Spending less on baking/cooking supplies
It is easy to forget the expense behind the holiday cookies because they are so dang delicious, but the cost is definitely there. From hosting a dinner to bringing a bottle of wine to the party, it is easy for the grocery store to become a large portion of your holiday spending. You can avoid these last-minute expenses each week a few ways. Plan out your meals and create a menu with budget items in mind. Instead of hosting a party, you could attend friends’ parties. Offer to bring an affordable side dish, like cranberry sauce, green bean casserole, or dessert. If you want to save even more money, you could make a DIY hostess gift instead.
Decreasing spending on gift-wrapping supplies
Even if you are stock-piling wrapping paper, the overall cost can be expensive. We recommend buying a large roll of paper that will last you several years rather than buying multiple rolls that are cheap, but the rolls do not hold as any feet of paper. Not only will this save you money in the long run, the paper quality is usually much better. To plan ahead for next year, buy gift-wrap after the Holidays when it goes on sale. Also, do not forget that generic tape and other supplies works just as well as name-brand.
Avoid wasting money on self-gifting
Treating yourself is definitely not a crime, but do not blow your budget with tokens for yourself. Almost 57% of shoppers will buy themselves a gift in the process of holiday shopping. During this stressful time of year, it is hard to refuse buying something for yourself. After all, who knows what gift you want better than you? It can be really easy to be lured into purchasing a little something for yourself when you are surrounded by holiday deals. Make sure you are keeping your personal spending in check AND still purchasing the gifts that you planned to buy for others.
Cutting costs on greeting cards
Participating in the Holiday card tradition is great! Plan ahead for this added expense by creating your own cards or mailers online. Sites like Vistaprint and PS Print have pre-made templates. They can allow you to design your own holiday card. If you want something more generic, and not so personalized, you can also swing by a dollar store. Often times they have packs of 5-10 cards for $1. You can also send post cards instead.

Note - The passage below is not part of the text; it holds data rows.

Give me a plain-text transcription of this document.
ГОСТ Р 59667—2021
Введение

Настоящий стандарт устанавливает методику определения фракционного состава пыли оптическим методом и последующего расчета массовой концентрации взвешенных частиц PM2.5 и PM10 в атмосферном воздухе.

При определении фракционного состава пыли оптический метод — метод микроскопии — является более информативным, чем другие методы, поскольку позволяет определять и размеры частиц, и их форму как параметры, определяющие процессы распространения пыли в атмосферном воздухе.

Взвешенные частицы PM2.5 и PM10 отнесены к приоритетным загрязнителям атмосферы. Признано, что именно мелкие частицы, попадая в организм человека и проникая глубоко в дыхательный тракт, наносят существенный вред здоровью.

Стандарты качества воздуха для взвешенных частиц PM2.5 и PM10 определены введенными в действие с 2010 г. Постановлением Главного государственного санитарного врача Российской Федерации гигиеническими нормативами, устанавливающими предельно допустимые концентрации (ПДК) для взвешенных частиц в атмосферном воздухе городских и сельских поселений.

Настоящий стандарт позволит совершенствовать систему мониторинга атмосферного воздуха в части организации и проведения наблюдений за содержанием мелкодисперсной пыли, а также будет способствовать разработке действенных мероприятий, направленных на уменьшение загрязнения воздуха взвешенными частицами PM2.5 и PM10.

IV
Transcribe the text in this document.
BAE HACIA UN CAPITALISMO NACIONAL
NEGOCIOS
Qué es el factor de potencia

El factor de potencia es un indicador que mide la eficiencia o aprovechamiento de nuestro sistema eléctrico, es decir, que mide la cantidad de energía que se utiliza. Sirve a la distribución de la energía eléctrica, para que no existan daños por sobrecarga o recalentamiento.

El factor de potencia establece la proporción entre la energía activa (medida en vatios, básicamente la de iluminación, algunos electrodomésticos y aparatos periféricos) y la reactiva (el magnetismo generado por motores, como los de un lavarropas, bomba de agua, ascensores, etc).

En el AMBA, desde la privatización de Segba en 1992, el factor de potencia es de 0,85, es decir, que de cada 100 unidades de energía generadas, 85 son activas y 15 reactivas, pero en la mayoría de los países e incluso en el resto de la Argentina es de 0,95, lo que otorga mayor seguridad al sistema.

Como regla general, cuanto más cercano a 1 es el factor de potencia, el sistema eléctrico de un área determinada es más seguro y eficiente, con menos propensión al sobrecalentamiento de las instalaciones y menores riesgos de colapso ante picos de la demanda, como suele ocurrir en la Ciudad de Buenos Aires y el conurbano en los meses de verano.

For some, postcards can be the best option because the postage costs less than for regular cards.
Reducing fare for travel and transportation
Airfare is obviously a huge expense here for those who have to travel long distances over the holidays. Booking your trip months ahead of time can reduce the expense slightly, but it is going to be expensive. Cut the additional costs by parking in economy parking or getting a ride to and from the airport. You can also avoid expenses by carrying on your luggage instead of checking your bags. If you need to travel by car, see if anyone would be down for carpooling. It is a social engagement before the holiday festivities. If others cover gas money, you can save a lot. Best of all, it cuts down on your expenses and your carbon emissions. If you have holiday parties to go to, carpooling is helpful there too. Carpooling has the same benefits as listed earlier. Plus, more people can have fun so long as one person is the designated sober driver. If one designated driver offers to chauffeur multiple people, it can help keep the streets safer.